Viewing their meta-info in VLC shows unrecognized characters. A screenshot is
available at:
http://i25.photobucket.com/albums/c79/stoicjed/screenshots/vlc_meta.png

I am able to import these files using Rhythmbox 0.9.1 on Ubuntu Breezy without
any problems, with id3 tag information displaying 
normally.
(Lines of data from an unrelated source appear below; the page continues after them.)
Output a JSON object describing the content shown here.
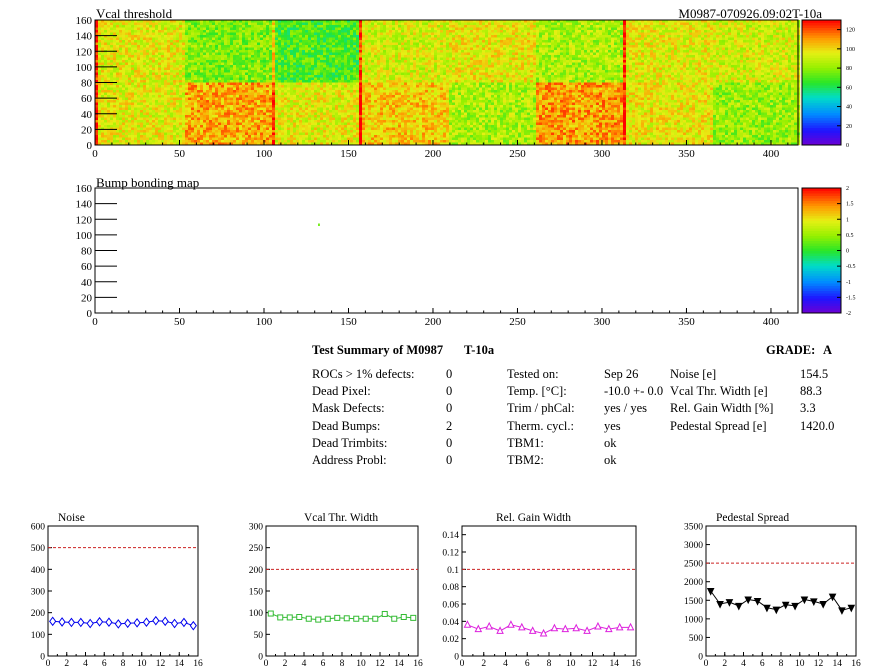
{
  "header": {
    "map1_title": "Vcal threshold",
    "module_id": "M0987-070926.09:02T-10a",
    "map2_title": "Bump bonding map"
  },
  "maps": {
    "x_ticks": [
      "0",
      "50",
      "100",
      "150",
      "200",
      "250",
      "300",
      "350",
      "400"
    ],
    "y_ticks": [
      "0",
      "20",
      "40",
      "60",
      "80",
      "100",
      "120",
      "140",
      "160"
    ],
    "threshold_palette_ticks": [
      "0",
      "20",
      "40",
      "60",
      "80",
      "100",
      "120"
    ],
    "bump_palette_ticks": [
      "-2",
      "-1.5",
      "-1",
      "-0.5",
      "0",
      "0.5",
      "1",
      "1.5",
      "2"
    ]
  },
  "summary": {
    "title": "Test Summary of M0987",
    "tag": "T-10a",
    "grade_label": "GRADE:",
    "grade": "A",
    "left": [
      {
        "label": "ROCs > 1% defects:",
        "value": "0"
      },
      {
        "label": "Dead Pixel:",
        "value": "0"
      },
      {
        "label": "Mask Defects:",
        "value": "0"
      },
      {
        "label": "Dead Bumps:",
        "value": "2"
      },
      {
        "label": "Dead Trimbits:",
        "value": "0"
      },
      {
        "label": "Address Probl:",
        "value": "0"
      }
    ],
    "middle": [
      {
        "label": "Tested on:",
        "value": "Sep 26"
      },
      {
        "label": "Temp. [°C]:",
        "value": "-10.0 +- 0.0"
      },
      {
        "label": "Trim / phCal:",
        "value": "yes / yes"
      },
      {
        "label": "Therm. cycl.:",
        "value": "yes"
      },
      {
        "label": "TBM1:",
        "value": "ok"
      },
      {
        "label": "TBM2:",
        "value": "ok"
      }
    ],
    "right": [
      {
        "label": "Noise [e]",
        "value": "154.5"
      },
      {
        "label": "Vcal Thr. Width [e]",
        "value": "88.3"
      },
      {
        "label": "Rel. Gain Width [%]",
        "value": "3.3"
      },
      {
        "label": "Pedestal Spread [e]",
        "value": "1420.0"
      }
    ]
  },
  "colors": {
    "noise": "#0000ee",
    "vcal": "#33bb33",
    "gain": "#dd22dd",
    "pedestal": "#000000",
    "limit": "#cc2222"
  },
  "chart_data": [
    {
      "type": "heatmap",
      "title": "Vcal threshold",
      "xlim": [
        0,
        416
      ],
      "ylim": [
        0,
        160
      ],
      "zlim": [
        0,
        130
      ],
      "description_cols": 8,
      "description_rows": 2,
      "roc_means_top": [
        95,
        78,
        70,
        92,
        96,
        85,
        95,
        92
      ],
      "roc_means_bottom": [
        95,
        108,
        95,
        103,
        85,
        110,
        97,
        82
      ]
    },
    {
      "type": "heatmap",
      "title": "Bump bonding map",
      "xlim": [
        0,
        416
      ],
      "ylim": [
        0,
        160
      ],
      "zlim": [
        -2,
        2
      ],
      "points": [
        {
          "x": 132,
          "y": 112,
          "z": 0.3
        }
      ]
    },
    {
      "type": "line",
      "title": "Noise",
      "x": [
        0,
        1,
        2,
        3,
        4,
        5,
        6,
        7,
        8,
        9,
        10,
        11,
        12,
        13,
        14,
        15
      ],
      "values": [
        160,
        157,
        155,
        155,
        150,
        158,
        156,
        148,
        151,
        153,
        156,
        163,
        160,
        150,
        155,
        140
      ],
      "xlim": [
        0,
        16
      ],
      "ylim": [
        0,
        600
      ],
      "xticks": [
        "0",
        "2",
        "4",
        "6",
        "8",
        "10",
        "12",
        "14",
        "16"
      ],
      "yticks": [
        "0",
        "100",
        "200",
        "300",
        "400",
        "500",
        "600"
      ],
      "limit": 500,
      "marker": "diamond"
    },
    {
      "type": "line",
      "title": "Vcal Thr. Width",
      "x": [
        0,
        1,
        2,
        3,
        4,
        5,
        6,
        7,
        8,
        9,
        10,
        11,
        12,
        13,
        14,
        15
      ],
      "values": [
        98,
        89,
        89,
        90,
        86,
        84,
        86,
        88,
        87,
        86,
        86,
        86,
        97,
        86,
        90,
        88
      ],
      "xlim": [
        0,
        16
      ],
      "ylim": [
        0,
        300
      ],
      "xticks": [
        "0",
        "2",
        "4",
        "6",
        "8",
        "10",
        "12",
        "14",
        "16"
      ],
      "yticks": [
        "0",
        "50",
        "100",
        "150",
        "200",
        "250",
        "300"
      ],
      "limit": 200,
      "marker": "square"
    },
    {
      "type": "line",
      "title": "Rel. Gain Width",
      "x": [
        0,
        1,
        2,
        3,
        4,
        5,
        6,
        7,
        8,
        9,
        10,
        11,
        12,
        13,
        14,
        15
      ],
      "values": [
        0.036,
        0.031,
        0.034,
        0.029,
        0.036,
        0.033,
        0.029,
        0.026,
        0.032,
        0.031,
        0.032,
        0.029,
        0.034,
        0.031,
        0.033,
        0.033
      ],
      "xlim": [
        0,
        16
      ],
      "ylim": [
        0,
        0.15
      ],
      "xticks": [
        "0",
        "2",
        "4",
        "6",
        "8",
        "10",
        "12",
        "14",
        "16"
      ],
      "yticks": [
        "0",
        "0.02",
        "0.04",
        "0.06",
        "0.08",
        "0.1",
        "0.12",
        "0.14"
      ],
      "limit": 0.1,
      "marker": "triangle"
    },
    {
      "type": "line",
      "title": "Pedestal Spread",
      "x": [
        0,
        1,
        2,
        3,
        4,
        5,
        6,
        7,
        8,
        9,
        10,
        11,
        12,
        13,
        14,
        15
      ],
      "values": [
        1750,
        1400,
        1450,
        1350,
        1520,
        1480,
        1300,
        1250,
        1380,
        1350,
        1520,
        1470,
        1400,
        1600,
        1230,
        1300
      ],
      "xlim": [
        0,
        16
      ],
      "ylim": [
        0,
        3500
      ],
      "xticks": [
        "0",
        "2",
        "4",
        "6",
        "8",
        "10",
        "12",
        "14",
        "16"
      ],
      "yticks": [
        "0",
        "500",
        "1000",
        "1500",
        "2000",
        "2500",
        "3000",
        "3500"
      ],
      "limit": 2500,
      "marker": "triangle-down"
    }
  ]
}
I am able to import these files in Rhythmbox 0.9.3.1-1 on Debian Sid
only after deleting the id3 tags, otherwise Rhythmbox 
will crash."

Rhythmbox does no longer crash with this file, but fails to read metadata for
anything but the genre.

When I try these with Gstreamer 0.8 I get warnings about not valid utf-8,
suggesting the tags might be faulty, but the submitter claims earlier versions
of Rhythmbox could read the tags in these files.
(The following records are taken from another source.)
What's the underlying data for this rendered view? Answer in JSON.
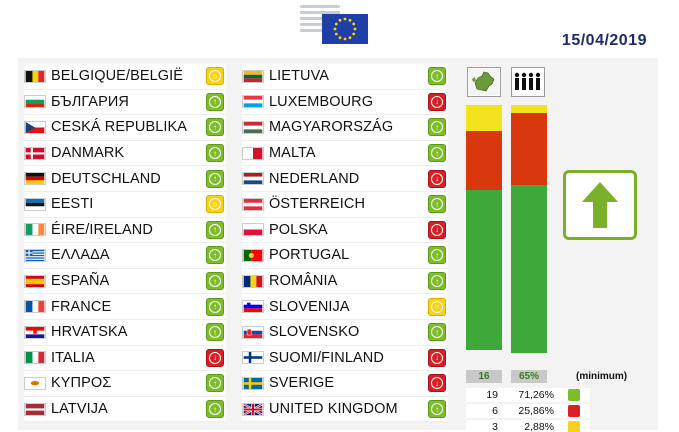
{
  "header": {
    "date": "15/04/2019"
  },
  "vote_colors": {
    "yes": "#7dbd2a",
    "no": "#d81f26",
    "abstain": "#f7d11a"
  },
  "countries_left": [
    {
      "name": "BELGIQUE/BELGIË",
      "flag": "belgium-flag",
      "vote": "abstain"
    },
    {
      "name": "БЪЛГАРИЯ",
      "flag": "bulgaria-flag",
      "vote": "yes"
    },
    {
      "name": "CESKÁ REPUBLIKA",
      "flag": "czech-flag",
      "vote": "yes"
    },
    {
      "name": "DANMARK",
      "flag": "denmark-flag",
      "vote": "yes"
    },
    {
      "name": "DEUTSCHLAND",
      "flag": "germany-flag",
      "vote": "yes"
    },
    {
      "name": "EESTI",
      "flag": "estonia-flag",
      "vote": "abstain"
    },
    {
      "name": "ÉIRE/IRELAND",
      "flag": "ireland-flag",
      "vote": "yes"
    },
    {
      "name": "ΕΛΛΑΔΑ",
      "flag": "greece-flag",
      "vote": "yes"
    },
    {
      "name": "ESPAÑA",
      "flag": "spain-flag",
      "vote": "yes"
    },
    {
      "name": "FRANCE",
      "flag": "france-flag",
      "vote": "yes"
    },
    {
      "name": "HRVATSKA",
      "flag": "croatia-flag",
      "vote": "yes"
    },
    {
      "name": "ITALIA",
      "flag": "italy-flag",
      "vote": "no"
    },
    {
      "name": "ΚΥΠΡΟΣ",
      "flag": "cyprus-flag",
      "vote": "yes"
    },
    {
      "name": "LATVIJA",
      "flag": "latvia-flag",
      "vote": "yes"
    }
  ],
  "countries_right": [
    {
      "name": "LIETUVA",
      "flag": "lithuania-flag",
      "vote": "yes"
    },
    {
      "name": "LUXEMBOURG",
      "flag": "luxembourg-flag",
      "vote": "no"
    },
    {
      "name": "MAGYARORSZÁG",
      "flag": "hungary-flag",
      "vote": "yes"
    },
    {
      "name": "MALTA",
      "flag": "malta-flag",
      "vote": "yes"
    },
    {
      "name": "NEDERLAND",
      "flag": "netherlands-flag",
      "vote": "no"
    },
    {
      "name": "ÖSTERREICH",
      "flag": "austria-flag",
      "vote": "yes"
    },
    {
      "name": "POLSKA",
      "flag": "poland-flag",
      "vote": "no"
    },
    {
      "name": "PORTUGAL",
      "flag": "portugal-flag",
      "vote": "yes"
    },
    {
      "name": "ROMÂNIA",
      "flag": "romania-flag",
      "vote": "yes"
    },
    {
      "name": "SLOVENIJA",
      "flag": "slovenia-flag",
      "vote": "abstain"
    },
    {
      "name": "SLOVENSKO",
      "flag": "slovakia-flag",
      "vote": "yes"
    },
    {
      "name": "SUOMI/FINLAND",
      "flag": "finland-flag",
      "vote": "no"
    },
    {
      "name": "SVERIGE",
      "flag": "sweden-flag",
      "vote": "no"
    },
    {
      "name": "UNITED KINGDOM",
      "flag": "uk-flag",
      "vote": "yes"
    }
  ],
  "bars": {
    "member_states": {
      "label": "16",
      "yes": 0.62,
      "no": 0.23,
      "abstain": 0.1
    },
    "population": {
      "label": "65%",
      "yes": 0.65,
      "no": 0.28,
      "abstain": 0.03
    }
  },
  "minimum_label": "(minimum)",
  "stats": [
    {
      "count": "19",
      "pct": "71,26%",
      "vote": "yes"
    },
    {
      "count": "6",
      "pct": "25,86%",
      "vote": "no"
    },
    {
      "count": "3",
      "pct": "2,88%",
      "vote": "abstain"
    }
  ]
}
This might be a duplicate or at least similar to bug 320188.


Steps to reproduce:


Actual results:


Expected results:


Does this happen every time?


Other information:
Comment 1 Sven Arvidsson 2006-05-14 20:59:18 UTC
Created attachment 65460 [details]
MP3 file with ID3 version 2.3.0 tag
Comment 2 Jan Schmidt 2006-05-15 09:50:38 UTC
This file does contain bad UTF. It has UTF strings that start with a UTF-16LE BOM marker followed by a UTF-16BE BOM marker, and then contains data that is actually UTF-16BE. 

I have no idea which tag writer wrote this, but it's busted.
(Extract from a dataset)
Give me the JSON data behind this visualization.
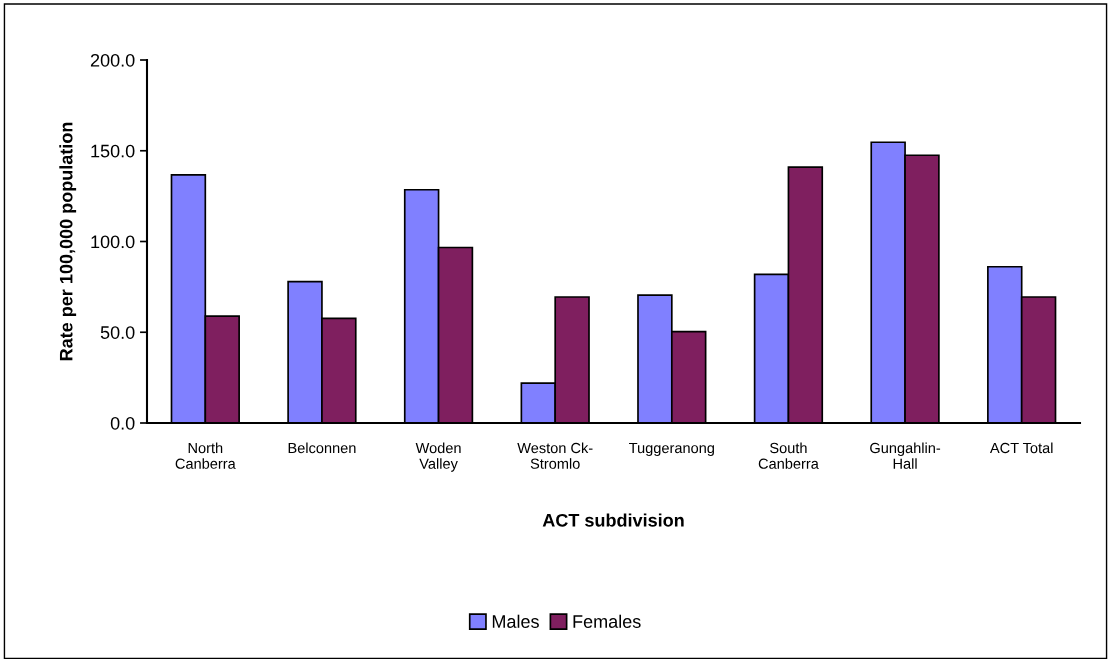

Anyway, the patch I'm about to attach and commit reworks the string parsing a little, and adds a workaround that strips all BOM markers, using the innermost (last) one, and then to tries interpreting UTF16 strings in both endiannesses if the indicated one isn't correct.

With this patch I get this from the file:

Metadata for v2/bug-341774.mp3:
            album: Such Blinding Stars For Starving Eyes
           artist: Cursive
     track number: 4
            title: The Dirt of the Vineard
             date: 1997-01-01
            genre: Indie
Comment 3 Jan Schmidt 2006-05-15 09:51:34 UTC
Created attachment 65482 [details] [review]
Fix for broken UTF-16 with multiple BOM markers
Comment 4 Jan Schmidt 2006-05-15 09:58:50 UTC
as an aside, I can't find any other ID3 reader that manages to extract useful strings from this tag - I was tempted just to call it broken and forget it except that I've seen 1 or 2 other files with similar brokenness.
Comment 5 Jan Schmidt 2006-05-15 14:31:19 UTC
Committed to CVS:

        * gst/id3demux/id3v2frames.c: (find_utf16_bom),
        (parse_insert_string_field), (parse_split_strings):
        Rework string parsing to always walk over BOM markers in UTF16
        strings, using the endianness indicated by the innermost one,
        then trying the opposite endianness if that fails to convert
        to valid UTF-8. Fixes #341774